- 1 large yellow or red pepper, coarsely chopped
- 1 small Vidalia or other sweet onion, cut into thin wedges
- 2 large garlic cloves, minced
- Olive oil-flavored cooking spray
- 4 plum tomatoes, sliced
- 1 cup chunky garlic and herb tomato sauce (such as Hunt's Ready Sauce)
- 1/2 teaspoon salt, divided
- 3/4 teaspoon freshly ground pepper, divided
- 4 (6-ounce) yellow snapper fillets, skin on
- 4 teaspoons sliced almonds, toasted
- calories 264
- fat 5.2 g
- satfat 0.7 g
- protein 38.0 g
- carbohydrate 15.4 g
- fiber 3.8 g
- cholesterol 62 mg
- iron 1.8 mg
- sodium 559 mg
- calcium 120 mg
How to Make It
Place a large nonstick skillet over medium-high heat until hot.

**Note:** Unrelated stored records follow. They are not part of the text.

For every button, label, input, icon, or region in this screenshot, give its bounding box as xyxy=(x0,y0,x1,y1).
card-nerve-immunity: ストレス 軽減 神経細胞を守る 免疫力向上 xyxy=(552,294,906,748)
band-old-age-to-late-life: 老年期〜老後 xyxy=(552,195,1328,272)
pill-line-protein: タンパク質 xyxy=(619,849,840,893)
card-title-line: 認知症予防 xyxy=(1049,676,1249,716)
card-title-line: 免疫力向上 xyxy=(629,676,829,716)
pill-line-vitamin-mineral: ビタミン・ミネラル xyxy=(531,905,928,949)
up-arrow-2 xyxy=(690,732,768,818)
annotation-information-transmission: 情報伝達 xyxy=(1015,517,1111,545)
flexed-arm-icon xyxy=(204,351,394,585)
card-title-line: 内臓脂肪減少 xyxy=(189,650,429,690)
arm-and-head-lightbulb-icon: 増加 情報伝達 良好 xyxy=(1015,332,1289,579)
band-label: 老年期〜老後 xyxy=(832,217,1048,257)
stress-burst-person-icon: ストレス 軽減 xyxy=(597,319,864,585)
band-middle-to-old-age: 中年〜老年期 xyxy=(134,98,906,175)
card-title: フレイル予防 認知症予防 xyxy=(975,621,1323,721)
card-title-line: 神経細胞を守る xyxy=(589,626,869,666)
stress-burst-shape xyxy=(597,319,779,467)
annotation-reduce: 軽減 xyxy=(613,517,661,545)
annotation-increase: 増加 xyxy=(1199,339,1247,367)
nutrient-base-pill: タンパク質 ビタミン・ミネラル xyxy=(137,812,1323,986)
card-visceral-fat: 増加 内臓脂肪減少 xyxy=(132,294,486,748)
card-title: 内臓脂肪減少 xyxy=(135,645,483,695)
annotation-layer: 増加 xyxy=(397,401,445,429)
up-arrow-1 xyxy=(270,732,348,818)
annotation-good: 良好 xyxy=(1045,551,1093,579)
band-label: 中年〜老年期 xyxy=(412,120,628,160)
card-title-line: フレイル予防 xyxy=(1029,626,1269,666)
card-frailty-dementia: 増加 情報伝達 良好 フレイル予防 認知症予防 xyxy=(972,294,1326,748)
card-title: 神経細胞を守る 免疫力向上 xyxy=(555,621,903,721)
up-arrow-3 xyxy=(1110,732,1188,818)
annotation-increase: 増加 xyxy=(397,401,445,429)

Coat bell pepper, onion, and garlic with cooking spray; add to skillet. Cook, stirring constantly, 5 minutes or until vegetables are tender. Add tomatoes, tomato sauce, 1/4 teaspoon salt, and 1/4 teaspoon pepper. Bring to a boil; reduce heat, and simmer, covered, 8 minutes. Set aside, and keep warm.
Coat fish with cooking spray; sprinkle with remaining 1/4 teaspoon salt and remaining 1/2 teaspoon pepper. Cut three slits in skin side of fish. Place fish in a grill basket coated with cooking spray. Cook, covered, over medium-hot coals (350° to 400°) 4 minutes on each side or until fish flakes easily when tested with a fork.
Transfer fish to a serving platter. Spoon sauce over fish; sprinkle with almonds.
If you don't have a grill basket, broil fish 5½ inches from heat 12 to 14 minutes or until fish flakes easily when tested with a fork.